Au lendemain de la victoire du PiS, de nombreuses voix se sont élevées pour exprimer leurs doutes quant à la capacité du parti à gérer économiquement le pays. Après quatre années de pouvoir, le PiS détient un bilan économique largement positif. Pour preuve, avec un taux de croissance de 5,1% en 2018 (voir Figure 1), la Pologne est l’un des pays avec la plus forte croissance de l’UE. Cette situation économique a entrainé une baisse du chômage, qui a atteint en août 2019 le taux historiquement bas de 5,2% (voir Figure 2). Dans le même temps, l’optimisme des consommateurs est très élevé. Dynamisées par cette croissance, les entreprises polonaises font même face à un manque de main d’œuvre afin d’atteindre pleinement leur potentiel. C’est la raison pour laquelle la Pologne a permis un grand afflux migratoire, principalement d’origine ukrainienne. En outre, ces bons résultats ont permis à la Pologne de remonter dans les classements internationaux, par exemple de se classer 3ème dans le Top 20 Investment countries report. Il y a également une forte confiance internationale dans la stabilité de l’économie polonaise. Finalement, le gouvernement du PiS a annoncé récemment être capable de proposer un budget en équilibre pour 2020, ce qui serait une première dans l’histoire moderne de la Pologne.
Figure 1. Le crosissance économique en Pologne.
I – Un gouvernement qui prend des mesures sociales
L’une des grandes réussites du PiS durant son mandat se trouve dans sa gestion budgétaire. En effet, le PIS est parvenu à combler l’écart de TVA (VAT gap) de 36,9 milliards de złotys en 2016 à 13,8 milliards en 2018. Cette mesure a permis au pouvoir des gains financier qui ont été réalloués au financement de généreux programmes sociaux. Le gouvernement PiS est le premier gouvernement depuis 1989 à élaborer une politique de transferts sociaux, promettant ainsi la mise en place d’un État providence à la polonaise.

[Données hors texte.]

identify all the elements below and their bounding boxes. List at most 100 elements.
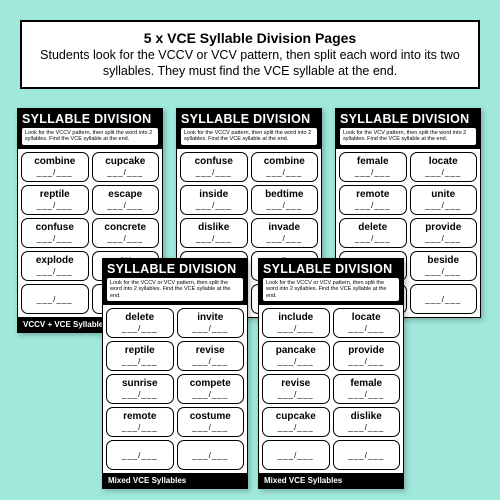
- cell-word: concrete: [104, 223, 146, 233]
- word-cell: cupcake ___/___: [92, 152, 160, 182]
- worksheet-instruction: Look for the VCCV or VCV pattern, then s…: [263, 278, 399, 301]
- word-cell: ___/___: [333, 440, 401, 470]
- word-cell: remote___/___: [106, 407, 174, 437]
- word-cell: combine___/___: [21, 152, 89, 182]
- cell-blank: ___/___: [266, 169, 302, 177]
- word-cell: costume___/___: [177, 407, 245, 437]
- word-cell: bedtime___/___: [251, 185, 319, 215]
- cell-word: reptile: [125, 346, 155, 356]
- worksheet-grid: delete___/___invite___/___reptile___/___…: [103, 305, 247, 473]
- worksheet-title: SYLLABLE DIVISION: [181, 112, 317, 126]
- cell-word: escape: [108, 190, 142, 200]
- cell-word: female: [357, 157, 389, 167]
- worksheet-title: SYLLABLE DIVISION: [107, 262, 243, 276]
- cell-blank: ___/___: [348, 358, 384, 366]
- cell-blank: ___/___: [355, 202, 391, 210]
- cell-blank: ___/___: [425, 235, 461, 243]
- worksheet-footer: Mixed VCE Syllables: [103, 473, 247, 488]
- word-cell: unite___/___: [410, 185, 478, 215]
- cell-word: beside: [427, 256, 459, 266]
- word-cell: beside ___/___: [410, 251, 478, 281]
- cell-word: compete: [190, 379, 231, 389]
- cell-blank: ___/___: [425, 296, 461, 304]
- word-cell: confuse ___/___: [180, 152, 248, 182]
- cell-blank: ___/___: [107, 169, 143, 177]
- cell-word: reptile: [40, 190, 70, 200]
- cell-word: invade: [268, 223, 300, 233]
- word-cell: escape ___/___: [92, 185, 160, 215]
- word-cell: sunrise___/___: [106, 374, 174, 404]
- cell-blank: ___/___: [355, 169, 391, 177]
- word-cell: invite___/___: [177, 308, 245, 338]
- cell-word: include: [278, 313, 313, 323]
- cell-blank: ___/___: [192, 452, 228, 460]
- cell-word: delete: [358, 223, 387, 233]
- cell-word: remote: [356, 190, 389, 200]
- word-cell: delete___/___: [339, 218, 407, 248]
- worksheet: SYLLABLE DIVISION Look for the VCCV or VC…: [102, 258, 248, 489]
- word-cell: reptile___/___: [106, 341, 174, 371]
- word-cell: ___/___: [410, 284, 478, 314]
- cell-word: confuse: [195, 157, 233, 167]
- word-cell: include ___/___: [262, 308, 330, 338]
- cell-blank: ___/___: [278, 325, 314, 333]
- word-cell: remote ___/___: [339, 185, 407, 215]
- word-cell: female ___/___: [339, 152, 407, 182]
- word-cell: explode___/___: [21, 251, 89, 281]
- cell-word: cupcake: [105, 157, 145, 167]
- worksheet-grid: include___/___locate___/___pancake___/__…: [259, 305, 403, 473]
- word-cell: combine ___/___: [251, 152, 319, 182]
- cell-word: locate: [429, 157, 458, 167]
- cell-word: bedtime: [265, 190, 303, 200]
- cell-blank: ___/___: [192, 358, 228, 366]
- word-cell: ___/___: [262, 440, 330, 470]
- cell-word: inside: [199, 190, 228, 200]
- word-cell: pancake___/___: [262, 341, 330, 371]
- cell-word: dislike: [351, 412, 382, 422]
- cell-blank: ___/___: [37, 169, 73, 177]
- cell-blank: ___/___: [425, 169, 461, 177]
- cell-blank: ___/___: [192, 391, 228, 399]
- cell-blank: ___/___: [192, 325, 228, 333]
- cell-blank: ___/___: [425, 268, 461, 276]
- worksheet-header: SYLLABLE DIVISIONLook for the VCCV patte…: [177, 109, 321, 149]
- cell-word: pancake: [276, 346, 316, 356]
- cell-blank: ___/___: [348, 424, 384, 432]
- worksheet-instruction: Look for the VCCV or VCV pattern, then s…: [107, 278, 243, 301]
- cell-word: revise: [281, 379, 310, 389]
- worksheet-header: SYLLABLE DIVISION Look for the VCCV patte…: [18, 109, 162, 149]
- worksheet-title: SYLLABLE DIVISION: [340, 112, 476, 126]
- cell-blank: ___/___: [107, 235, 143, 243]
- cell-blank: ___/___: [37, 268, 73, 276]
- cell-blank: ___/___: [196, 169, 232, 177]
- header-box: 5 x VCE Syllable Division Pages Students…: [20, 20, 480, 89]
- cell-word: locate: [352, 313, 381, 323]
- cell-word: confuse: [36, 223, 74, 233]
- cell-blank: ___/___: [348, 325, 384, 333]
- header-description: Students look for the VCCV or VCV patter…: [34, 48, 466, 79]
- cell-word: costume: [190, 412, 231, 422]
- cell-blank: ___/___: [107, 202, 143, 210]
- word-cell: confuse ___/___: [21, 218, 89, 248]
- worksheet-title: SYLLABLE DIVISION: [22, 112, 158, 126]
- word-cell: locate ___/___: [333, 308, 401, 338]
- cell-blank: ___/___: [37, 296, 73, 304]
- word-cell: concrete ___/___: [92, 218, 160, 248]
- cell-blank: ___/___: [37, 235, 73, 243]
- cell-word: cupcake: [276, 412, 316, 422]
- cell-word: dislike: [198, 223, 229, 233]
- word-cell: compete ___/___: [177, 374, 245, 404]
- cell-blank: ___/___: [348, 391, 384, 399]
- cell-blank: ___/___: [278, 424, 314, 432]
- worksheet-instruction: Look for the VCV pattern, then split the…: [340, 128, 476, 145]
- worksheet-instruction: Look for the VCCV pattern, then split th…: [22, 128, 158, 145]
- cell-word: combine: [264, 157, 305, 167]
- cell-blank: ___/___: [196, 202, 232, 210]
- word-cell: cupcake ___/___: [262, 407, 330, 437]
- cell-word: delete: [125, 313, 154, 323]
- worksheet-header: SYLLABLE DIVISION Look for the VCCV or VC…: [103, 259, 247, 305]
- word-cell: revise___/___: [177, 341, 245, 371]
- word-cell: provide___/___: [333, 341, 401, 371]
- word-cell: revise___/___: [262, 374, 330, 404]
- word-cell: ___/___: [177, 440, 245, 470]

La politique sociale du PiS n’est pas nouvelle, le programme 500+, mis en place en 2018, en étant l’un des piliers. Dans un objectif de soutient des familles avec plus d’un enfant, le gouvernement donne chaque mois 500 złoty (environs 115 euros) aux familles en situation de précarité. Outre la volonté d’aider les classes sociales les plus démunies, l’objectif de cette mesure est également d’encourager la natalité dans un pays où le taux de natalité est dangereusement bas. Parmi les autres programmes sociaux, nous pouvons citer l’instauration d’une subvention annuelle concernant la rentrée scolaire, la mise en place d’un 13èmemois de pension aux personnes âgées ou l’abaissement de l’âge de départ à la retraite (60 ans pour les femmes, 65 pour les hommes).
La campagne électorale pour les législatives est alors l’occasion de réaffirmer ce tournant social. Le PiS décide même d’élargir son offre en offrant un 14èmemois de pension pour les retraités, une augmentation du salaire minimum (4000 złoty (925€) à l’horizon 2023), l’extension du programme 500+ ou encore l’abaissement de l’âge de la retraite pour certaines professions comme les enseignants. Ces promesses électorales ont permis au PiS d’accroître sa popularité et de dynamiser sa campagne, ce qui place le parti largement en tête des sondages pour les élections législatives. En face, l’opposition bafouille et ne parvient qu’à promettre à la population le maintien des avantages sociaux acquis jusqu’ici.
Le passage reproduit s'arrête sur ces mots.